For intermittent leave, one “week” of benefits equals the number of hours worked during the highest-earning quarter of the previous four completed calendar quarters divided by thirteen. The hourly benefit rate is calculated by dividing the weekly benefit amount by those average hours, and benefits are paid for actual hours of intermittent leave taken. The benefit amount for intermittent leave is calculated using the state average weekly wage and maximum weekly benefit amount in effect on the anchor date. On or before January 1 of each year, every open and active intermittent leave claim will be readjusted based on the new maximum weekly benefit amount.

Coordination With Other Benefits

The final regulations allow for the reduction of FAMLI eligibility by an employee’s federal Family and Medical Leave Act (FMLA) use if the FMLA leave also qualified for FAMLI, the employer notified the employee of their potential FAMLI eligibility, and the employee did not apply.

For alternative FAMLI purpose leave or AFPL (i.e. employer-provided leave specifically designated as a separate bank of time off for medical leave, family leave, qualified exigency leave, or under a disability policy, that is not leave provided under an EPIP), an employer may require concurrent use if the leave meets all of the following criteria: it is specifically designed to fulfill a FAMLI purpose, it is paid, it is not accrued, it is not subject to repayment, it is not available for general purposes, and it is available without a requirement to exhaust another form of leave. The employer must provide advance written notice of this requirement. Similar to FMLA, if the employee is notified of required concurrent use and fails to apply for FAMLI, the employee’s FAMLI’s eligibility is reduced by the amount of APFL taken. When both FAMLI and AFPL are used concurrently, FAMLI is primary and AFPL may supplement up to 100 percent of the employee’s average weekly wage. The employer may deduct the full amount of time taken from the recipient’s AFPL balance even if the recipient received only partial wage replacement. Importantly, an employee’s decision to use AFPL concurrently does not negate job protection or anti-retaliation provisions.
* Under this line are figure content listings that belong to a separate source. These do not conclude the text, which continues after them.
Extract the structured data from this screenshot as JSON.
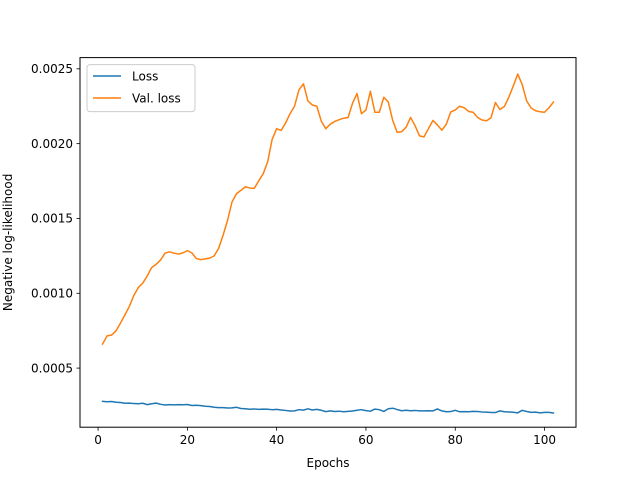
{
  "chart_data": {
    "type": "line",
    "title": "",
    "xlabel": "Epochs",
    "ylabel": "Negative log-likelihood",
    "xlim": [
      -4.05,
      107.05
    ],
    "ylim": [
      0.000105,
      0.002575
    ],
    "xticks": [
      0,
      20,
      40,
      60,
      80,
      100
    ],
    "xtick_labels": [
      "0",
      "20",
      "40",
      "60",
      "80",
      "100"
    ],
    "yticks": [
      0.0005,
      0.001,
      0.0015,
      0.002,
      0.0025
    ],
    "ytick_labels": [
      "0.0005",
      "0.0010",
      "0.0015",
      "0.0020",
      "0.0025"
    ],
    "grid": false,
    "legend_position": "top-left",
    "series": [
      {
        "name": "Loss",
        "color": "#1f77b4",
        "x": [
          1,
          2,
          3,
          4,
          5,
          6,
          7,
          8,
          9,
          10,
          11,
          12,
          13,
          14,
          15,
          16,
          17,
          18,
          19,
          20,
          21,
          22,
          23,
          24,
          25,
          26,
          27,
          28,
          29,
          30,
          31,
          32,
          33,
          34,
          35,
          36,
          37,
          38,
          39,
          40,
          41,
          42,
          43,
          44,
          45,
          46,
          47,
          48,
          49,
          50,
          51,
          52,
          53,
          54,
          55,
          56,
          57,
          58,
          59,
          60,
          61,
          62,
          63,
          64,
          65,
          66,
          67,
          68,
          69,
          70,
          71,
          72,
          73,
          74,
          75,
          76,
          77,
          78,
          79,
          80,
          81,
          82,
          83,
          84,
          85,
          86,
          87,
          88,
          89,
          90,
          91,
          92,
          93,
          94,
          95,
          96,
          97,
          98,
          99,
          100,
          101,
          102
        ],
        "values": [
          0.000278,
          0.000275,
          0.000277,
          0.000272,
          0.00027,
          0.000265,
          0.000266,
          0.000263,
          0.000262,
          0.000265,
          0.000256,
          0.000262,
          0.000266,
          0.000258,
          0.000253,
          0.000256,
          0.000254,
          0.000256,
          0.000255,
          0.000257,
          0.00025,
          0.000252,
          0.000249,
          0.000245,
          0.000243,
          0.000238,
          0.000236,
          0.000236,
          0.000233,
          0.000234,
          0.000238,
          0.00023,
          0.000228,
          0.000225,
          0.000227,
          0.000224,
          0.000226,
          0.000225,
          0.000222,
          0.000224,
          0.00022,
          0.000217,
          0.000213,
          0.000214,
          0.000222,
          0.000219,
          0.000228,
          0.00022,
          0.000224,
          0.000218,
          0.000209,
          0.000214,
          0.00021,
          0.000212,
          0.000208,
          0.000211,
          0.000213,
          0.000218,
          0.000222,
          0.000216,
          0.000212,
          0.000226,
          0.000222,
          0.00021,
          0.000228,
          0.000232,
          0.000223,
          0.000215,
          0.000218,
          0.000215,
          0.000217,
          0.000214,
          0.000214,
          0.000215,
          0.000214,
          0.000227,
          0.000214,
          0.000208,
          0.00021,
          0.000218,
          0.000208,
          0.000209,
          0.000208,
          0.000211,
          0.00021,
          0.000207,
          0.000206,
          0.000203,
          0.000203,
          0.000214,
          0.000208,
          0.000207,
          0.000205,
          0.000201,
          0.000218,
          0.00021,
          0.000204,
          0.000206,
          0.000201,
          0.000204,
          0.000204,
          0.0002
        ]
      },
      {
        "name": "Val. loss",
        "color": "#ff7f0e",
        "x": [
          1,
          2,
          3,
          4,
          5,
          6,
          7,
          8,
          9,
          10,
          11,
          12,
          13,
          14,
          15,
          16,
          17,
          18,
          19,
          20,
          21,
          22,
          23,
          24,
          25,
          26,
          27,
          28,
          29,
          30,
          31,
          32,
          33,
          34,
          35,
          36,
          37,
          38,
          39,
          40,
          41,
          42,
          43,
          44,
          45,
          46,
          47,
          48,
          49,
          50,
          51,
          52,
          53,
          54,
          55,
          56,
          57,
          58,
          59,
          60,
          61,
          62,
          63,
          64,
          65,
          66,
          67,
          68,
          69,
          70,
          71,
          72,
          73,
          74,
          75,
          76,
          77,
          78,
          79,
          80,
          81,
          82,
          83,
          84,
          85,
          86,
          87,
          88,
          89,
          90,
          91,
          92,
          93,
          94,
          95,
          96,
          97,
          98,
          99,
          100,
          101,
          102
        ],
        "values": [
          0.00066,
          0.000715,
          0.00072,
          0.000748,
          0.0008,
          0.000855,
          0.000912,
          0.000985,
          0.001038,
          0.001068,
          0.001115,
          0.001172,
          0.001193,
          0.001223,
          0.001268,
          0.001277,
          0.001268,
          0.001262,
          0.00127,
          0.001285,
          0.00127,
          0.001232,
          0.001225,
          0.00123,
          0.001235,
          0.00125,
          0.0013,
          0.001388,
          0.001488,
          0.00161,
          0.001665,
          0.001688,
          0.001712,
          0.001703,
          0.001702,
          0.001752,
          0.0018,
          0.00188,
          0.00203,
          0.0021,
          0.002088,
          0.002138,
          0.0022,
          0.00225,
          0.00236,
          0.0024,
          0.002285,
          0.002258,
          0.00225,
          0.00215,
          0.0021,
          0.00213,
          0.002148,
          0.00216,
          0.00217,
          0.002175,
          0.00227,
          0.002335,
          0.0022,
          0.002225,
          0.00235,
          0.00221,
          0.00221,
          0.00231,
          0.002278,
          0.002155,
          0.002075,
          0.00208,
          0.00211,
          0.002175,
          0.00212,
          0.002052,
          0.002045,
          0.0021,
          0.002155,
          0.002125,
          0.00209,
          0.00213,
          0.002212,
          0.002225,
          0.00225,
          0.00224,
          0.002215,
          0.00221,
          0.002175,
          0.002158,
          0.002153,
          0.002172,
          0.002275,
          0.002228,
          0.002248,
          0.00231,
          0.002385,
          0.002465,
          0.002395,
          0.002285,
          0.002238,
          0.00222,
          0.002213,
          0.00221,
          0.00224,
          0.002278
        ]
      }
    ]
  }
}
General-purpose paid leave (i.e., employer-provided paid leave, such as general paid time off, personal leave, vacation leave, or sick leave, that is not AFPL or leave provided under an EPIP) may not be required to be substituted for FAMLI leave. It may supplement FAMLI benefits only by mutual written agreement between the employer and the employee; however, the employee may use paid sick leave before FAMLI benefits without such an agreement.

Employees generally may not receive FAMLI benefits while receiving unemployment insurance benefits or workers’ compensation wage replacement, except for permanent partial disability benefits.
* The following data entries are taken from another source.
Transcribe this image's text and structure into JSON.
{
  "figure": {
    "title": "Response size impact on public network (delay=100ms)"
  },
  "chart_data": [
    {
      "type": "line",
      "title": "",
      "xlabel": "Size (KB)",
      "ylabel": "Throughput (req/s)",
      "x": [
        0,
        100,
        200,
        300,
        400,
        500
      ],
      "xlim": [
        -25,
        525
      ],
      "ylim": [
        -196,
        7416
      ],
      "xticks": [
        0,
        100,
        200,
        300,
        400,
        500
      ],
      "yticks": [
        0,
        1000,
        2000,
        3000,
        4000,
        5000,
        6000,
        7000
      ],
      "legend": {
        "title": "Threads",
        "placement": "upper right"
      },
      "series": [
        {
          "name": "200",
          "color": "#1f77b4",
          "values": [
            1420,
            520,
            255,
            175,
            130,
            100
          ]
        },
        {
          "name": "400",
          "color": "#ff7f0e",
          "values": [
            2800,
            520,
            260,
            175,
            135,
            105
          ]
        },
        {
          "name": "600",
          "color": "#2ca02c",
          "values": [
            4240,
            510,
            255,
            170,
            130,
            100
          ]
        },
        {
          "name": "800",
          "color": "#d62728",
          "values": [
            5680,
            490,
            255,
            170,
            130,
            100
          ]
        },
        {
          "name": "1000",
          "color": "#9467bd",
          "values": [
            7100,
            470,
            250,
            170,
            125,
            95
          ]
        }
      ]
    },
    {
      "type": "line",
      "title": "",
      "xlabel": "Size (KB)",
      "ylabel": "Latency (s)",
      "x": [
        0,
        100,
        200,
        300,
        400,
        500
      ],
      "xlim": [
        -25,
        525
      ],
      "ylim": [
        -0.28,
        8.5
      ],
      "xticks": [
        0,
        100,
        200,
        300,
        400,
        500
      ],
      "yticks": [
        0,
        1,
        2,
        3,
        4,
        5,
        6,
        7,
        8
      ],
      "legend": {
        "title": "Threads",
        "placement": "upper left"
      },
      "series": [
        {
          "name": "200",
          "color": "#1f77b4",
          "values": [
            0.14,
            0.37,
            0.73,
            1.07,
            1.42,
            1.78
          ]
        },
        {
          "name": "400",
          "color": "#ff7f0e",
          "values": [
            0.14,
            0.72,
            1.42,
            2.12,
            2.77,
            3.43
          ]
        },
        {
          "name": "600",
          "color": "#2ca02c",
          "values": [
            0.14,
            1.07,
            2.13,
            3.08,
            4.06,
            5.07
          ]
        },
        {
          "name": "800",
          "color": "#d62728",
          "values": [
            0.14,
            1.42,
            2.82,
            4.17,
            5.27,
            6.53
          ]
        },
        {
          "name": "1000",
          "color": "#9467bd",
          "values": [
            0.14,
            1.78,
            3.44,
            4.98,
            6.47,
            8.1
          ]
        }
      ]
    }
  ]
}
Payments, Overpayments, and Fraud

The first benefit payment must be issued within five business days after approval of a complete claim application or the start of leave, whichever is later, with subsequent payments at least every two weeks. If there is an overpayment, a written notice will be sent to the claimant, and the claimant has thirty days to agree to repay or request a waiver. Repayment may be sought for erroneous payments, willful misrepresentation, or where a claim is rejected after benefits were paid. Waivers may be granted where there was no knowingly false statement, nondisclosure, or misrepresentation, or where repayment would be against equity and good conscience or would otherwise be administratively inefficient. If a waiver is denied, the claimant may file a request for reconsideration. If an EPIP seeks monetary reimbursement of an overpayment, it must notify the Division simultaneously with its notice to the claimant.
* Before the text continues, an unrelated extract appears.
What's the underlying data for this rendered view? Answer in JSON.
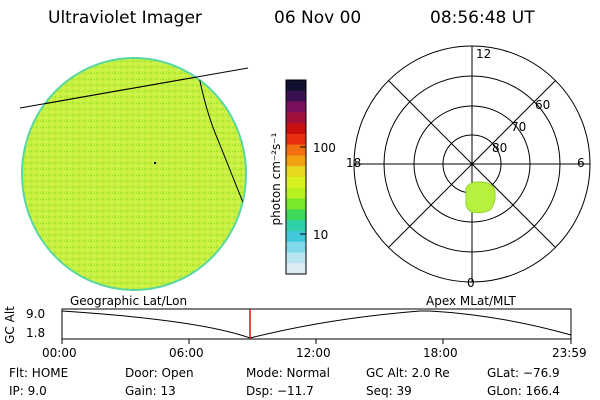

If fraud is proven after benefits were approved and issued, any benefits paid are treated as an overpayment, and job and anti-retaliation protections do not apply.

Next Steps

The final regulations took effect on March 30, 2026. Employers may wish to begin preparing for the contribution obligations beginning January 1, 2027, and for the commencement of benefits no later than January 3, 2028. This may involve reviewing available paid leave benefits under existing policies and plans and determining if adjustments may be desirable.